Our filming was actually very successful. The two boys we chose to be in it were very good at taking direction and easy to co-operate with; I think that a good rapport between actors and directors is always demonstrated through the final production with amateur filming.
My partner Zander  is a very talented artist and as he drew the storyboard, so it was very clear to see what shots we had to do. His perspective of the shots he’d drawn made production a lot quicker as we knew exactly what we wanted, where we wanted it and how we wanted it to look for each shot.
Throughout our filming, we ended up adapting, adding and attempting to replace shots to what we had originally planned. As during filming some of the shots looked better from a different angle or with a different shot type. I think that sometimes stepping out of the original plan is better than sticking to it shot by shot. We did shoot every shot we planned, but also tried out different ideas to look through and decide which looks better when editing. When filming each shot, we were very cautious to keep the continuity as clearcut and precise as possible, so we made the characters stay in the exact position they were in whilst we switched position to take the next shot. I hope that this is clearly displayed in our final piece as we tried so hard to make it as good as we possibly could.
The only problems we encountered when filming were people walking through the corridor, this slowed down our filming as we had to wait for them to walk past. However, overall, I think our filming was very successfull, and I look forward to editing the shots together!
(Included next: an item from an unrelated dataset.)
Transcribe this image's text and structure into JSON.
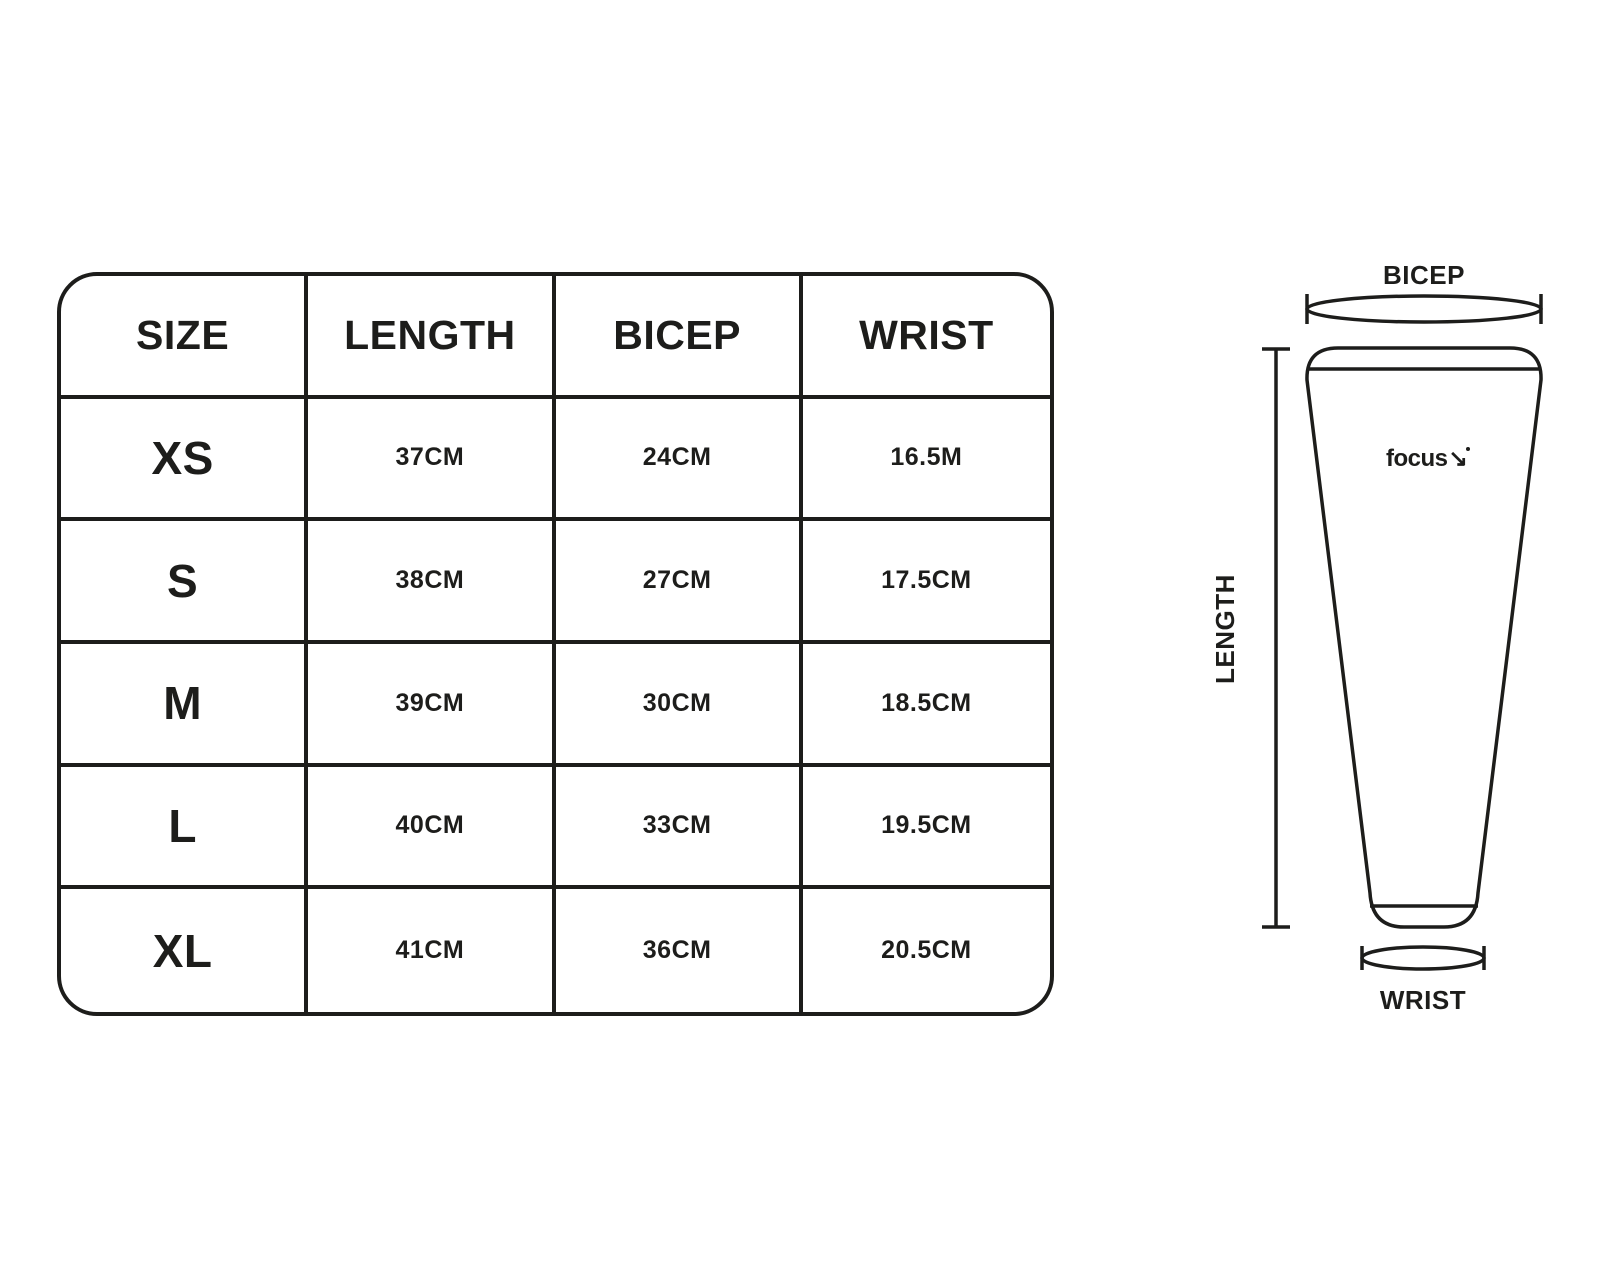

Preliminary task and anamatic

3 Oct

For our preliminiary task, we were asked to create a short 2 minute continuity piece. It involves filming and editing a character opening a door, crossing a room and sitting down with whom she/he then exchanged a couple of lines of dialogue.”
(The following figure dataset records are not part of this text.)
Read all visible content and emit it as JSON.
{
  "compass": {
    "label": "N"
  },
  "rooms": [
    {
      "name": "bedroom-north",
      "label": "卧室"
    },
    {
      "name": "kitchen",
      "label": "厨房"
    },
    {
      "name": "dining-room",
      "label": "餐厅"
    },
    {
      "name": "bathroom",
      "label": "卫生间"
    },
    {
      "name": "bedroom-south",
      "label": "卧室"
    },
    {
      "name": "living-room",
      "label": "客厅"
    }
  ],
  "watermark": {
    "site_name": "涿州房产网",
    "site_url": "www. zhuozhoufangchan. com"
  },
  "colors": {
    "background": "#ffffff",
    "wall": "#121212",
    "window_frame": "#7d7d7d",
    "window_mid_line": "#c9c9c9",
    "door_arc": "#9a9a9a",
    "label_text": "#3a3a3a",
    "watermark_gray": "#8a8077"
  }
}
This task should demonstrate 4 filming rules:

  • Match on actioncutting from one shot to another and carrying it on so it looks like just one shot
  • 180 rulemaking sure that the characters always have the same left/right relationship
  • Shot/reverse shotshowing one character looking off screen at another character, the other character shown looking back
  • The eye line match- a shot which conveys what the character is seeing from their eye level

When we were first given the outline of the preliminary task, I wanted to film someone coming out of a trap door to give it some level of individuality. But problems occured due to when we had to film, and a severe lack of trap doors; my partner and I decided to opt for a simple story line so that the focus would be on the shots and editing, rather than the content of the piece.  The storyline is quite simple, however i find it quite intriguing. We have character 1 walking down a corridor, at a slow pace to build the tension. We use the eye line match shot during his walk down the corridor to show the audience where he is walking to. Character 1 then drops a book onto the floor, this shows match on action as we’ll use two different shots to present him dropping the book. Once character 1 gets to the door, we’ll break the 180 degree rule by panning round the back of him, from right to left, as he opens the door. All of our following shots will then be on the left side of the characters. The suspense is even more tense as when character 1 enters the room. When reviewing our anamatic, we realised we didn’t have a shot/reverse shot. So, we decided to use it as character 1 walks into the room and looks at character 2.
So, this is the end of my first blog post ever!!!